L’Europe de Macron : démocratie, souveraineté et identité
Le Président français a commencé son discours de 25 minutes en mettant en garde son auditoire contre la menace d’une guerre civile européenne, déclenchée par la résurgence des égoïsmes nationaux face aux défis posés par le nouveau siècle. Il a ensuite poursuivi en partageant deux « convictions fortes », qui devraient constituer, selon lui, le terrain commun de la bataille à mener lors de la prochaine élection du Parlement européen : d’une part, que les nations européennes doivent défendre l’idéal même de la démocratie, avec tout ce qu’elle implique ; d’autre part, que les demandes de protection sociale et économique exprimées par les citoyens européens lors des différentes élections nationales ne peuvent être satisfaites que par l’établissement d’une nouvelle « souveraineté européenne ». Démocratie et souveraineté sont donc les deux mots-clés au travers desquels le discours de Macron doit être lu et compris. De plus, le président Macron a étroitement lié ces deux concepts à un troisième – le concept d’identité – qu’il a défini comme un  » modèle particulier de démocratie en action « .

Mais en quoi consiste une telle « démocratie européenne » ?
La réponse se trouve dans un lapsus freudien que Macron a commis en parlant du Parlement européen comme d’une institution consacrée à « vivifier la démocratie en Europe, comme l’appelait Tocqueville ». Le titre du chef-d’œuvre d’Alexis de Tocqueville est Démocratie en Amérique, alors que Démocratie en Europe est celui d’un essai co-écrit en 2012 par l’ancien Premier ministre italien et commissaire européen à la concurrence Mario Monti avec l’ancienne députée européenne – ainsi que la ministre de la Défense d’Emmanuel Macron – Sylvie Goulard. Cette brochure propose une intéressante « prise de vue tocquevilienne » sur la question du déficit démocratique des institutions européennes. Notamment, les deux auteurs caractérisent un tel déficit non pas comme une crise de la démocratie européenne, mais comme une crise de la démocratie en Europe, en ce sens qu’ils situent le problème à la racine même de l’ordre politique européen : l’autorité souveraine de chaque État-nation.

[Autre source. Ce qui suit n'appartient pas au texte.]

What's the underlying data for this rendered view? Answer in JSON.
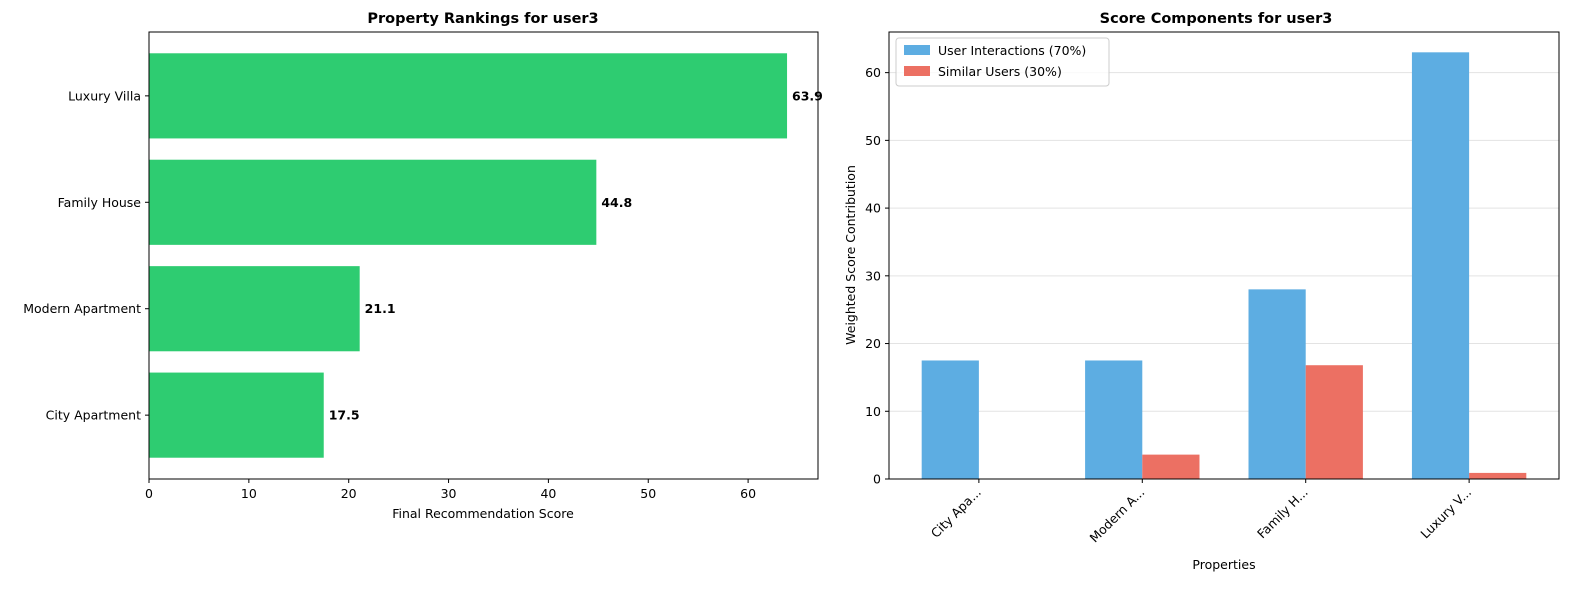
{
  "chart_data": [
    {
      "type": "bar",
      "orientation": "horizontal",
      "title": "Property Rankings for user3",
      "xlabel": "Final Recommendation Score",
      "ylabel": "",
      "categories": [
        "City Apartment",
        "Modern Apartment",
        "Family House",
        "Luxury Villa"
      ],
      "values": [
        17.5,
        21.1,
        44.8,
        63.9
      ],
      "value_labels": [
        "17.5",
        "21.1",
        "44.8",
        "63.9"
      ],
      "xlim": [
        0,
        67
      ],
      "xticks": [
        0,
        10,
        20,
        30,
        40,
        50,
        60
      ],
      "color": "#2ecc71",
      "grid": false
    },
    {
      "type": "bar",
      "orientation": "vertical",
      "title": "Score Components for user3",
      "xlabel": "Properties",
      "ylabel": "Weighted Score Contribution",
      "categories": [
        "City Apa...",
        "Modern A...",
        "Family H...",
        "Luxury V..."
      ],
      "series": [
        {
          "name": "User Interactions (70%)",
          "values": [
            17.5,
            17.5,
            28.0,
            63.0
          ],
          "color": "#5dade2"
        },
        {
          "name": "Similar Users (30%)",
          "values": [
            0,
            3.6,
            16.8,
            0.9
          ],
          "color": "#ec7063"
        }
      ],
      "ylim": [
        0,
        66
      ],
      "yticks": [
        0,
        10,
        20,
        30,
        40,
        50,
        60
      ],
      "grid": "y",
      "legend": "top-left"
    }
  ]
}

Pour Monti et Goulard, le processus d’intégration européenne constitue précisément la solution à une telle crise, puisqu’il s’inscrit dans la même « poussée vers l’égalité » qu’Alexis de Tocqueville a désignée comme le moteur de la chute de l' »Ancien Régime » et du succès des révolutions bourgeoises. Une véritable égalité entre les citoyens européens passe par la constitution d’une « démocratie européenne par le peuple » à travers leur participation à l’élection des représentants qui, ensuite, délivrent une « démocratie pour le peuple » en améliorant la compétitivité du système économique européen. L’inspiration « Tocquevillienne » pour l’analyse de Monti et Goulard se manifeste précisément dans la manière dont ils conçoivent les conditions nécessaires à l’émergence d’une « démocratie populaire » européenne : par la constitution d’un « demos » européen, unifié par un « ethos » démocratique européen.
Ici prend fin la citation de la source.